With each role, Poitier was highly conscious of representing his family and his race, and he accepted only those roles that he believed portrayed African Americans in a positive light. For all of his efforts, he still received criticism from other black actors who believed Poitier was doing a disservice to his race by embodying the “good Negro” stereotype—the noble and magnanimous black man who never steps out of the mainstream perception of what a “proper” black man ought to be and do.
In 1970 Poitier reprised his role as Virgil Tibbs in
They Call Me Mister Tibbs, and in 1972 he appeared as Buck, opposite Harry Belafonte, in
Buck and the Preacher, a role that marked a departure from the generally distinguished characters he had previously portrayed. The latter was also his directorial debut. Two years later he collaborated with
Bill Cosby in
Uptown Saturday Night (1974). In 1974 Poitier married the actress Joanna Shimkus; they had two children. He also worked with Paul Newman and Barbra Streisand, among others, to form First Artists, an independent production company. He subsequently filmed two sequels to
Uptown Saturday Night, titled
Let's Do It Again (1975) and
A Piece of the Action (1977).
In 1980 Poitier published an autobiography,
This Life, and gave up acting in favor of directing such movies as
Stir Crazy (1980),
Hanky Panky (1982), and
Fast Forward (1985).

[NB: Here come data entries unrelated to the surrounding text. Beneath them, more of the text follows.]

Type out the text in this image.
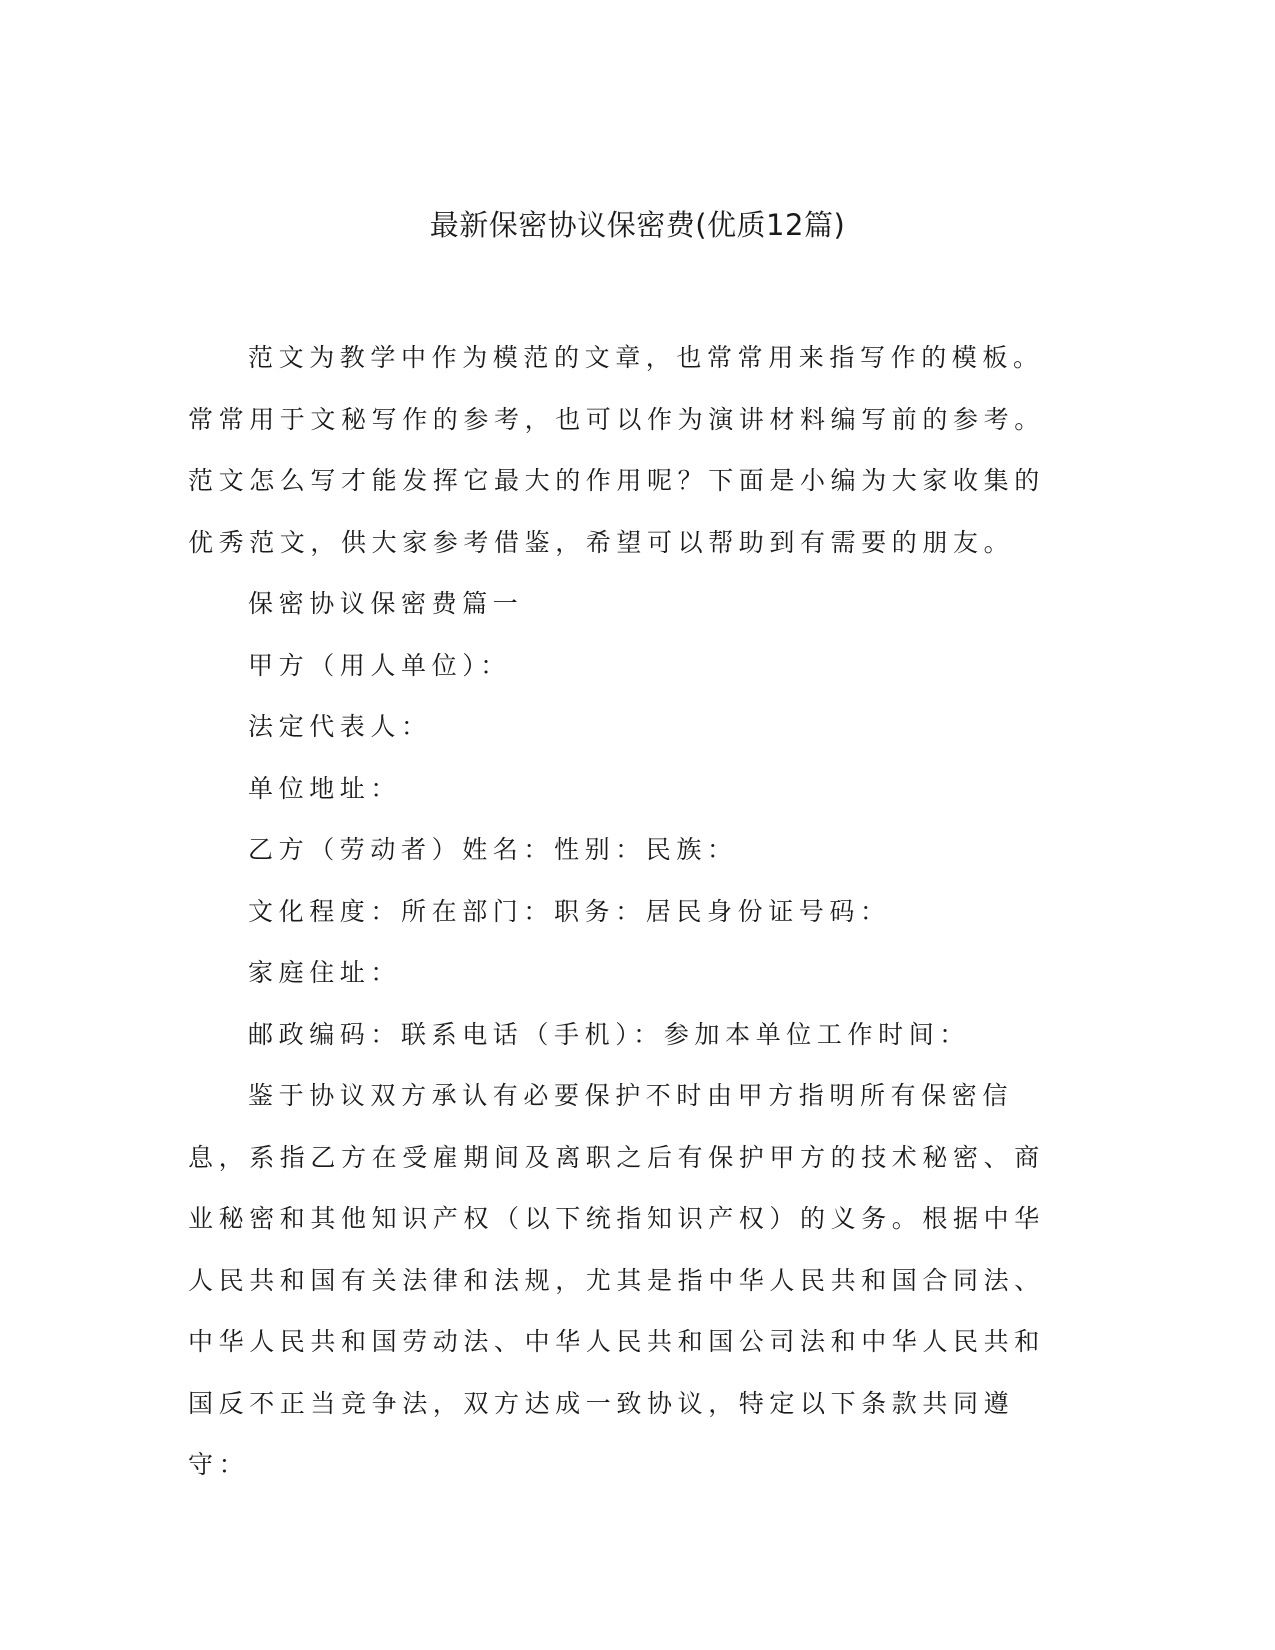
最新保密协议保密费(优质12篇)

范文为教学中作为模范的文章，也常常用来指写作的模板。常常用于文秘写作的参考，也可以作为演讲材料编写前的参考。范文怎么写才能发挥它最大的作用呢？下面是小编为大家收集的优秀范文，供大家参考借鉴，希望可以帮助到有需要的朋友。

保密协议保密费篇一

甲方（用人单位）：

法定代表人：

单位地址：

乙方（劳动者）姓名：性别：民族：

文化程度：所在部门：职务：居民身份证号码：

家庭住址：

邮政编码：联系电话（手机）：参加本单位工作时间：

鉴于协议双方承认有必要保护不时由甲方指明所有保密信息，系指乙方在受雇期间及离职之后有保护甲方的技术秘密、商业秘密和其他知识产权（以下统指知识产权）的义务。根据中华人民共和国有关法律和法规，尤其是指中华人民共和国合同法、中华人民共和国劳动法、中华人民共和国公司法和中华人民共和国反不正当竞争法，双方达成一致协议，特定以下条款共同遵守：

He collaborated with Bill Cosby once again in 1990 and directed
Ghost Dad. Poitier returned to acting with
Shoot to Kill (1988),
Little Nikita (1988),
Sneakers (1992), and television films such as
Separate but Equal (1991),
Children of the Dust (1995),
To Sir with Love II (1996),
Mandela and de Klerk (1997), and
The Simple Life of Noah Dearborn (1999).
In 1997 Poitier served briefly as the Bahamian ambassador to Japan. He published a second autobiography,
The Measure of a Man: A Spiritual Autobiography, in 2000. He has received numerous honors, including two Emmy awards, five NAACP Image awards, Lifetime Achievement awards from the American Film Institute and the Screen Actors Guild, and a knighthood from Queen Elizabeth of England. In 2002 Poitier was awarded an Honorary Academy Award. That same night
Halle Berry became the first black woman to win a Best Actress Oscar and
Denzel Washington became the first African American actor to win a Best Actor Oscar since Poitier broke that color line in 1964. In 2009 President Barack Obama awarded Poitier the Presidential Medal of Freedom, one of the nation’s two highest civilian awards. Poitier received another major honor in 2011 when he was the recipient of a Gala Tribute by the Film Society of Lincoln Center. Previous winners included John Ford, Billy Wilder, and Jane Fonda. Poitier was the first person of color to be honored by this award.
Further Reading
- Poitier, Sidney. The Measure of a Man: A Spiritual Autobiography (2000)
- Poitier, Sydney. This Life (1980)
- Ewers, Carolyn H. Sidney Poitier: The Long Journey, a Biography (1969)
- Keyser, Lester J., and André H. Ruszkowski. The Cinema of Sidney Poitier: The Black Man's Changing Role on the American Screen (1980).